Sermon Epiphany 3 January 27, 2019

Nehemiah 8:1-3. 5-6, 8-10    Psalm 19

         1 Corinthians 12:12-31a       Luke 4:14-21

May these words and our thoughts be acceptable to God, Father, Son and Holy Spirit.

Can you imagine being present in the assembly described in our first reading ?  The Jews had just returned from Babylon after seventy years in Exile.  They had come home !  They knew that it was God’s plan to return them to Jerusalem and the Promised Land and they were assembled in thanksgiving for God fulfilling His promise.  To celebrate they read the Torah the first five books of the Bible and solemnly listened.  There were people in the crowd who offered explanations of the texts to those assembled, and from dawn until noon they steeped themselves in the Word of God.  The excitement was palpable.  It was a special day too, it was the Feast of Trumpets.  On that day the trumpets sound to announce that no work was to be done that day.  It was to be a Sabbath, much like our Statutory Holidays but with religious content, so much so that people wept for joy at the good fortune given by God.  And it was a day when the goodness of the land was shared with the less fortunate, people opened their hearts to each other.

What an occasion that must have been.  I sense that the feeling was like VE Day.  You’ve seen those pictures of people in the streets, laughing, smiling, kissing at their extreme joy that the horror is over.  That’s where the Jews were.  Then they took a solemn time-out to hear the word of God and then to continue their celebrations.  That’s not too dissimilar to what happened seventy years ago for us.  We celebrated and made room in our lives for God, with regular Church attendance and just knowing it was right for our children too;  the world would now be just the way God intended.

But as the years rolled-by the excitement faded, the joy subsided and God faded into the background of our lives.  We settled down to the mundane of life and concentrated on the daily grind of survival.  At the same time losing faith that God would provide.

The Jews after Nehemiah’s and Ezra’s time did the same.  They gradually moved away from God and each other and stopped sharing, taking-up the cause of self-preservation, not realising that we are in this together, regardless of the Age in which we live.

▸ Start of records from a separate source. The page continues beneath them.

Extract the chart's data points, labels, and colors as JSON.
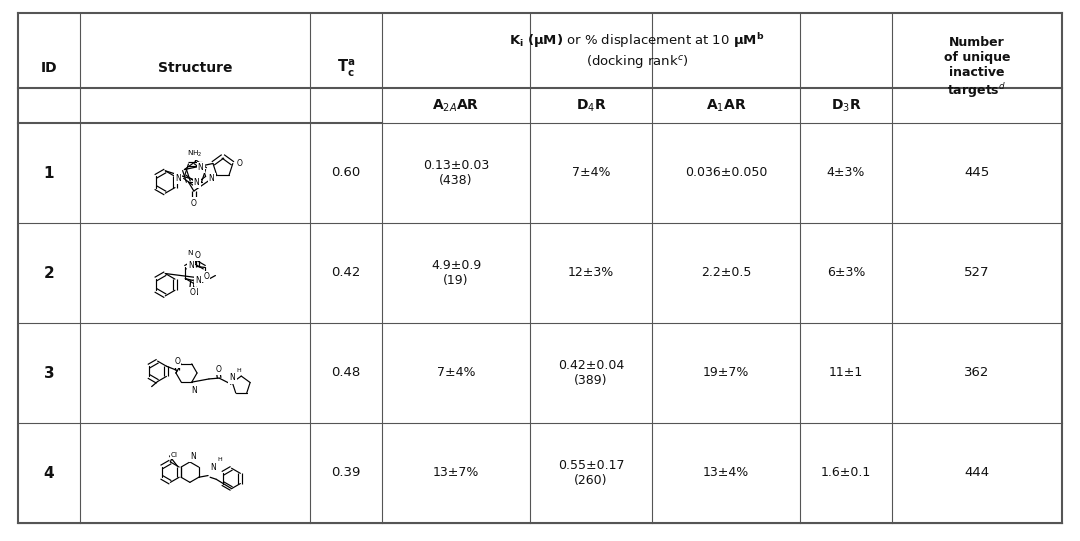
{
  "background_color": "#ffffff",
  "table_data": [
    {
      "id": "1",
      "tc": "0.60",
      "a2aar": "0.13±0.03\n(438)",
      "d4r": "7±4%",
      "a1ar": "0.036±0.050",
      "d3r": "4±3%",
      "inactive": "445"
    },
    {
      "id": "2",
      "tc": "0.42",
      "a2aar": "4.9±0.9\n(19)",
      "d4r": "12±3%",
      "a1ar": "2.2±0.5",
      "d3r": "6±3%",
      "inactive": "527"
    },
    {
      "id": "3",
      "tc": "0.48",
      "a2aar": "7±4%",
      "d4r": "0.42±0.04\n(389)",
      "a1ar": "19±7%",
      "d3r": "11±1",
      "inactive": "362"
    },
    {
      "id": "4",
      "tc": "0.39",
      "a2aar": "13±7%",
      "d4r": "0.55±0.17\n(260)",
      "a1ar": "13±4%",
      "d3r": "1.6±0.1",
      "inactive": "444"
    }
  ]
}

Things went on like that for generations.  God waited hopefully that the Jews would see the error of their ways and return the world to the way God intended.  They didn’t.   But the people remembered the glory times and longed for a leader who would set things right.  And that is what the Gospel is about today.  Jesus after His baptism and temptation committed fully to His ministry and went about preaching the gospel anew.  His words were well received throughout the land and so He was given the opportunity to preach in His home town of Nazareth.  Again the people liked to hear what He said.  They had found their leader, their Messiah, but He started to say that although He would lead the Jews to Salvation He was going to lead others too, other nations, us the Gentiles.  They felt betrayed and although they had clearly seen He was the answer to their problems He clearly wasn’t just for them.  Nationalism crept into their minds and they rejected Him.  “Today this scripture has been fulfilled in your hearing”  fell on deaf ears.  God was fulfilling His promise and the people would not listen.  My greatest fear is not that people will not listen but that there will be no one to speak, speak the Good News of Jesus Christ.  Jesus will return but will there be anyone here who knows what’s going on.  Will there be people in the crowds to interpret to explain what is being said, the way there was in Ezra’s time ?  Yes, but only if we keep the Good News in the people’s consciousness, their frontal lobes.

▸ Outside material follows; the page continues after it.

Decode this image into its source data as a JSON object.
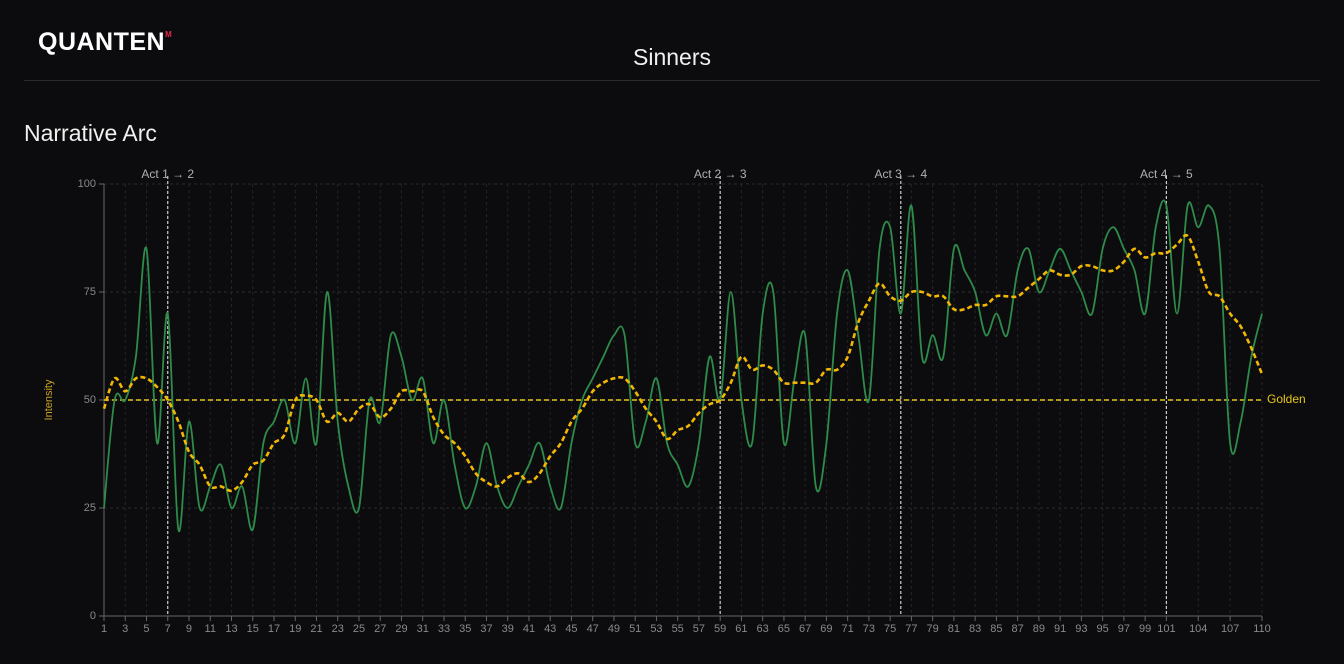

We are coming up to Vestry, which is a time for us to assess the past year.  First question is always what does our bank account look like ?  Then we talk about numbers, then we talk about our actions, our ministry our groups and all the good things we have done.  That’s all well and good but really the first thing we should do is ask have we spread the Gospel message ?

Paul at some lengths in the epistle today talks about the talents we have, it’s a theme we have followed for the last three weeks;  what gifts did we receive at baptism and how can we use them ?  He uses the human body to explain that as the Body of Christ we all have different abilities and duties.  He even makes the point that those who seem to be the least worthy are indeed to be the most treasured and respected.  Paul wants to ensure that we are all equally appreciated because we are truly all in this together.  And that is Vestry.

We can look back with a feeling of accomplishment on the activities of the last year.  We have indeed taken care of others, we have been generous.  We have worshipped together.  We have broken bread, and a lot of other good foods too.  So we have accomplished quite a few things.  Vestry is our New Year when we look forward to new accomplishments.  As we gather at the meeting let us think carefully and prayerfully how we can keep the Spirit alive in the Church, each other and ourselves.  There is a lot to be done.  And we can do it.   If we take the Word of God seriously and let it govern our lives, let us interpret it to each other and to our friends and family beyond.  This year will be a wonderful year starting when we sit down and discern our next steps on this path through our life, our eternal life.  Amen.